Tolko extends shutdowns, cites ‘lack of available economic fibre’ in B.C. forestry industry

By Derrick Penner

The end-of-year gloom hanging over B.C.’s forestry industry will extend into the new year with Tolko Industries’ decision to continue the suspension of operations at two mills through the end of January.

Tolko’s announcement this week adds to Canfor Corp.’s Dec. 19 decision to suspend operations at its Intercontinental Pulp Mill in Prince George for four weeks. In both instances the companies cited “lack of available economic fibre and weak markets” as key reasons for the shutdowns.

“While our goal is to ensure a consistency and stability for all of our operations, the steep decline in lumber demand and upward cost pressures in the province make the decision necessary,” said Tolko Vice-President Troy Connolly in a news release.

“Curtailment” is the industry’s term for a short-term shutdown. Tolko will keep 350 of its employees off the job for an extended period, on top of similar suspensions at other companies, such as West Fraser Timber and Canfor.

Those closures have become evident in B.C.’s trade figures, which saw lumber exports shrink by 10 per cent, or 1.7 million cubic metres, in the first 10 months of 2022 versus the same period of 2021.

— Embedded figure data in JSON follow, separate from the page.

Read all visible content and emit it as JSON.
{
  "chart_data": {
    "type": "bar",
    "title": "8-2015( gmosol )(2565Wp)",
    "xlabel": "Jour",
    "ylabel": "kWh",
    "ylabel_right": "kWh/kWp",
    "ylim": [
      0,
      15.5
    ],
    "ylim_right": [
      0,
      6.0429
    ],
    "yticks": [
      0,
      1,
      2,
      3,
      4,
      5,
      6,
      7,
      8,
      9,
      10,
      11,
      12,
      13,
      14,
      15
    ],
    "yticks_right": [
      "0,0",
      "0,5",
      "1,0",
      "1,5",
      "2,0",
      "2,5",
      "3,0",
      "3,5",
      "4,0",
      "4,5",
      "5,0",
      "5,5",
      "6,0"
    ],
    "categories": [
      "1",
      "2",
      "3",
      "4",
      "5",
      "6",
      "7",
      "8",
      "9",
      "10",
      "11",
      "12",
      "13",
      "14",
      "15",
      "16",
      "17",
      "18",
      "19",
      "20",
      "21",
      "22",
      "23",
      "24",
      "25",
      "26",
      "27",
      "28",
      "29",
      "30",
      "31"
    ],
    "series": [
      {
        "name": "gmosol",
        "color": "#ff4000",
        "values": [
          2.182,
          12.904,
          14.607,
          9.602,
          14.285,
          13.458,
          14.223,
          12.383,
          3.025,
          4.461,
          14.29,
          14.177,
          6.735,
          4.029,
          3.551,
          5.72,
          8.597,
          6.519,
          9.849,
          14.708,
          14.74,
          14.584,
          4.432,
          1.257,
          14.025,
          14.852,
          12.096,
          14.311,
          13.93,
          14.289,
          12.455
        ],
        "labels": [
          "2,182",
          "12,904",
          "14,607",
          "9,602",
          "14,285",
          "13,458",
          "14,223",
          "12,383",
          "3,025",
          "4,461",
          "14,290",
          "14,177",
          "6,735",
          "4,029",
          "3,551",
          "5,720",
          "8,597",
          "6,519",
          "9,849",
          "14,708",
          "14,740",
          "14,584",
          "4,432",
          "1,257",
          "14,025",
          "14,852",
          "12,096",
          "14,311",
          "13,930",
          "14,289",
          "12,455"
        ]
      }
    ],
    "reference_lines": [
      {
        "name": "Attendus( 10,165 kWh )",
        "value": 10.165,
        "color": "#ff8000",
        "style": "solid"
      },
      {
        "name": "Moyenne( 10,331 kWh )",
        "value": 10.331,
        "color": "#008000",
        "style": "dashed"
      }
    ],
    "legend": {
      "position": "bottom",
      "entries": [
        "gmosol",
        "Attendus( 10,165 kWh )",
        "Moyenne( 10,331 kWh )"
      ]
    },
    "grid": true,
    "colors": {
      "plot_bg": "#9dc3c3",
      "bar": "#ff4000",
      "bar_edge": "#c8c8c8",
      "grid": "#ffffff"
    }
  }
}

By value, the $6.5 billion B.C. lumber producers sold abroad to the end of October was down 16 per cent compared with the same months of 2021. Low prices for B.C.’s key lumber products helped increase the discrepancy between value and volume.

Prices for western spruce, pine and fir two-by-fours, the industry’s benchmark, hovered at $390 US per 1,000 board feet through mid-December, according to the industry publication Madison’s Lumber Reporter. That remains below average production costs of about $500 per 1,000 board feet.

That is a dramatic decline from the $1,734 per 1,000 board feet high that B.C. lumber soared to during the pandemic.

“It’s a cyclical industry and there are always swings (in prices), but this is an enormous swing” that lumber companies are absorbing, said Linda Coady, CEO of the Council of Forest Industries, which represents B.C.’s big lumber producers.

What would help, Coady said, is a resolution to the Canada-U.S. softwood lumber dispute, which leaves B.C. exports to that country subject to anti-dumping and countervailing duties that are being held on deposit for the duration of the dispute.

Coady added finalizing some of the changes the province wants to make to forestry policy that prioritize the ecosystem health of forests over just timber production, with an emphasis on Indigenous leadership in decision making as a measure of reconciliation with First Nations.

“There’s just a lot of unpredictability around access to fibre right now,” Coady said.

Tolko will take an additional 35 million board feet worth of lumber out of the market with the additional closures, which apply to its Soda Creek mill in Williams Lake and Armstrong Lumber operations. The company said it will revisit the closures at the end of January, “to determine next steps.”

Wood chips and sawdust waste from sawmilling are the raw materials for pulp mills, so at Canfor, the accumulation of six periods of suspended production at sawmills over the year “are materially reducing the residual fibre available for pulp mills,” said Kevin Edgson, CEO of Canfor Pulp.